Once again this was an area where I felt like it was Mission Impossible:Ghost Protocol. I wanted so badly to reach out to someone, anyone, but…I was on my own.
However, the things that I learned were so amazing that I wouldn’t have done this ANY OTHER WAY.
My writing will now be going through so many drafts if it is going anywhere. What you are reading now is an example of the exercise I discussed a few days ago, “Writing the Don Roos Way.” My speech and presentation work will be less vague and a great deal more professional. My thinking will be more critical and many things about my work will be more concise but equally as powerful. I plan to remove the wishy-washyness that has been present within my work and make real focused statements. After all, I have 2 degrees from a very heady institution that say I am allowed to do so.

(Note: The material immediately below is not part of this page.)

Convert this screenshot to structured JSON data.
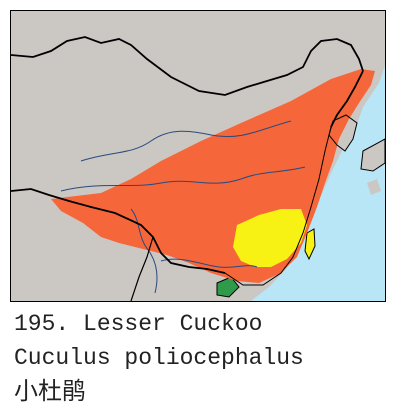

I believe that I may say these things and to hell with anyone who says the opposite.
It’s about using failure for success and restructuring pessimism for optimism. I believe in the power of words and writing. I also believe that we are the ultimate self-babysitters upon becoming adults, especially for women and the marginalized. If you want to have power or to feel that you have power, write it into your work. Change the pronouns, clarify your sentences, give yourself more credit, have conversations about a) what you really wish to say as a writer or speaker, b) who you want the reader/audience to see you as and c) what actually happened. Are you seeing/interpreting/writing the piece up in a certain manner due to gender/social inequities? I do that. I have been known to have less confidence in my work because as a woman I am socialized to take less credit and to be more “maybe/kinda” than “absolutely/yes.”
The happiness of failure has led me to passing the exam yesterday, reconsidering how I use pronouns, and never wanting to open a sentence with “however” again.
I am a strong woman with many awkward cracks and hiccups in my interior. But I will be walking the graduation path on Friday in my cap and gown in the name of my mother, grandmother, father, godfather, myself, and the thing that has kept me going this whole time: FILM’S FUTURE.
And when I come off that stage, my first two words will be “Mission Accomplished.”